Live Review: Reverend Horton Heat + Mojo JuJu + Doubleblack - The Factory Theatre, Sydney (24.05.13)

rev horton heat

Walking into The Factory and finding three drum kits on stage was something a little different. I could only assume there will be quick turnarounds between sets tonight, which as I punter I love because it keeps the vibe and flow going. Doubleblack kicked it off with a mix of traditional rockabilly, punk and a dash of psychobilly as they fired the crowd up for the nights proceedings. A solid set from the three piece with some damn fine soloing and slap double bass work.

Mojo Juju added some groovy blues/country fusion to proceedings. Her darkness is akin to Nick Cave with a groove that the great B.B King would be appreciative off. Her cigar box guitar thumped out the blues riffs and her sultry tones got the pin up girls swinging and swaying along to her tunes. Definitely won over more than her hardcore fans tonight.

The Reverend Horton Heat are one of those legendary acts that I’ve always had on my list of acts to see even if I was not the hardcore fan than most of the attendees tonight. The greasers and the pin up dolls looked the part because they were the part. The Reverend Horton Heat are why rockabilly is cool again. They have a swagger, they have rock n’ roll roots and western blues flowing through their veins. Jim Heath is an exceptional guitarist which tonight delivered a masterclass on how to be a true rockabilly pioneer. The band took the unusual step of playing tracks from their back catalogue in chronological order.

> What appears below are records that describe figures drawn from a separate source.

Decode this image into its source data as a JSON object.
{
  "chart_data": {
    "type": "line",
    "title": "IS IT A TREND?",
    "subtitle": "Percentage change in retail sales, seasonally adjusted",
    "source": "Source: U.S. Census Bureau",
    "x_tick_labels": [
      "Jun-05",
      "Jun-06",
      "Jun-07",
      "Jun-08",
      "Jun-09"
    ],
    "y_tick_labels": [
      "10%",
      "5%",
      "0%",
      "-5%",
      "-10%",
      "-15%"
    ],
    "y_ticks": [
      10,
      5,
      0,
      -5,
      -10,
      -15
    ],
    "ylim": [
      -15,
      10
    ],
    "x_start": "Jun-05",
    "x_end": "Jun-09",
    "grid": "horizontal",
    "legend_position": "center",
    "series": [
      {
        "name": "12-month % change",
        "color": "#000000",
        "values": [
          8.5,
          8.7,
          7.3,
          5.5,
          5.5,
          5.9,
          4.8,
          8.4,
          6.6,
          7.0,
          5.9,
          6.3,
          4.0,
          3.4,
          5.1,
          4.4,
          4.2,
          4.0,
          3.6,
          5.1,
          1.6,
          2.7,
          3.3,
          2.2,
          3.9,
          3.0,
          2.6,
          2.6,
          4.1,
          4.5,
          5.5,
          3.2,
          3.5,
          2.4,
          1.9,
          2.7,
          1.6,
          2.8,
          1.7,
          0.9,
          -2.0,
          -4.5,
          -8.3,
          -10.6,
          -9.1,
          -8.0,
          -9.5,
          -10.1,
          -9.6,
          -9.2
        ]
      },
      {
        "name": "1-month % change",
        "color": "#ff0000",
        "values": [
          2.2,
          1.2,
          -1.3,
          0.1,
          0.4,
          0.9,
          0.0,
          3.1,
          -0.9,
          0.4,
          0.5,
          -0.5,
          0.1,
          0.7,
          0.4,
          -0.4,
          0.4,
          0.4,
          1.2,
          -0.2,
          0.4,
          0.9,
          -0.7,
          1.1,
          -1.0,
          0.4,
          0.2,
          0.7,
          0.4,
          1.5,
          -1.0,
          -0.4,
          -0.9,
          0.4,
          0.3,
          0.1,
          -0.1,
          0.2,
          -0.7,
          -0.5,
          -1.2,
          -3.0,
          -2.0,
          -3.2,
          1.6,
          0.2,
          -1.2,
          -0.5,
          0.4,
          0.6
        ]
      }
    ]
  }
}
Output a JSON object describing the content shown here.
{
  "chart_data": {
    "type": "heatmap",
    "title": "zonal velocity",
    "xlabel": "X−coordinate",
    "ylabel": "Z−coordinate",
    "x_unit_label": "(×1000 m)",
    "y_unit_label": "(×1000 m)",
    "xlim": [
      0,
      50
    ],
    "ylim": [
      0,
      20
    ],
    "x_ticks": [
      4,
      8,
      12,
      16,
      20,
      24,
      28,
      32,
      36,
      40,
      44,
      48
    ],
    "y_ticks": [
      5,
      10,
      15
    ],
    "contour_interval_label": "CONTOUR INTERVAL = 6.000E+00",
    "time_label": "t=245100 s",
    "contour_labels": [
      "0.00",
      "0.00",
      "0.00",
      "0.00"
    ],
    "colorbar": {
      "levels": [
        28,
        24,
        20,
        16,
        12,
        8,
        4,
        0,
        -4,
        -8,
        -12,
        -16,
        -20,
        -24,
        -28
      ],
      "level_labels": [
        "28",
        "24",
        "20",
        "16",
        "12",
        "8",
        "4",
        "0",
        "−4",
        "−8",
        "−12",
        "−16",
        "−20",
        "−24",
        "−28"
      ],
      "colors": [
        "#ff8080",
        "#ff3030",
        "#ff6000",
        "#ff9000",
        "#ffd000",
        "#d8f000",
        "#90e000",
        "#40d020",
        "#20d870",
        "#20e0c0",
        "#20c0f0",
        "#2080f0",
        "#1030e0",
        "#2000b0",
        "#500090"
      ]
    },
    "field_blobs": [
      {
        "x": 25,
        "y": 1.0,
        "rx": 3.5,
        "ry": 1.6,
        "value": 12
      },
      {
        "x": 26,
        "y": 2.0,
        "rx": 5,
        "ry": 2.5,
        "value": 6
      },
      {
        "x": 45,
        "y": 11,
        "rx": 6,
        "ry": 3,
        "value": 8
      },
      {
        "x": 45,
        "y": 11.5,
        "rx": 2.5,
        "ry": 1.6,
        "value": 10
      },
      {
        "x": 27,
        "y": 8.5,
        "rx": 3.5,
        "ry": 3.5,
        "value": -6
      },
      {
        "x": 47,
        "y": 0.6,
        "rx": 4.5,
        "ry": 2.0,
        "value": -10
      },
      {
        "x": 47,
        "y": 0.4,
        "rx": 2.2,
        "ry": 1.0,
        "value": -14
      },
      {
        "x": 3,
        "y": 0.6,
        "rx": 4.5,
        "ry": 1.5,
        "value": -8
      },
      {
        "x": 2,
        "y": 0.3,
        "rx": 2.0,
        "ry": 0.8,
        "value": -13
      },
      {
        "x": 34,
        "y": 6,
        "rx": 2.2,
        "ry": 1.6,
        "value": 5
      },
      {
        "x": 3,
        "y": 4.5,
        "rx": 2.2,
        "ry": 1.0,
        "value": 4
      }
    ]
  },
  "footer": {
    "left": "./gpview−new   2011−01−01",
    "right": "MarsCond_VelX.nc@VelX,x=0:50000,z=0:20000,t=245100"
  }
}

So opening with a ‘Psychobilly Freakout’ from their debut record Smoke ‘em If You Got ‘em, they performed a track off each corresponding record including off 1998’s Space Heater in which Heath recognized “What the critics would say was our weakest record!”

Their set was broken up by little two minute intermissions with a 50’s radio ads played as the band took a breather and more importantly, have a drink as drinking as always been an important part of the bands image and lyrical content. The Reverend took a young crowd member to school with his heckling which I found quite bizarre that you would come to see a band you like and then heckle them during the show. Jim and double bass player Jimbo swapped instruments for a cover of Johnny B Goode, proving that both men were equally competent in the others instrument.

Tonight was all about having a good old fashioned time at a rockabilly show. The cool and the swagger of the music and the fans. The only thing missing was the diner, malt milkshakes and The Fonz riding in on a Harley.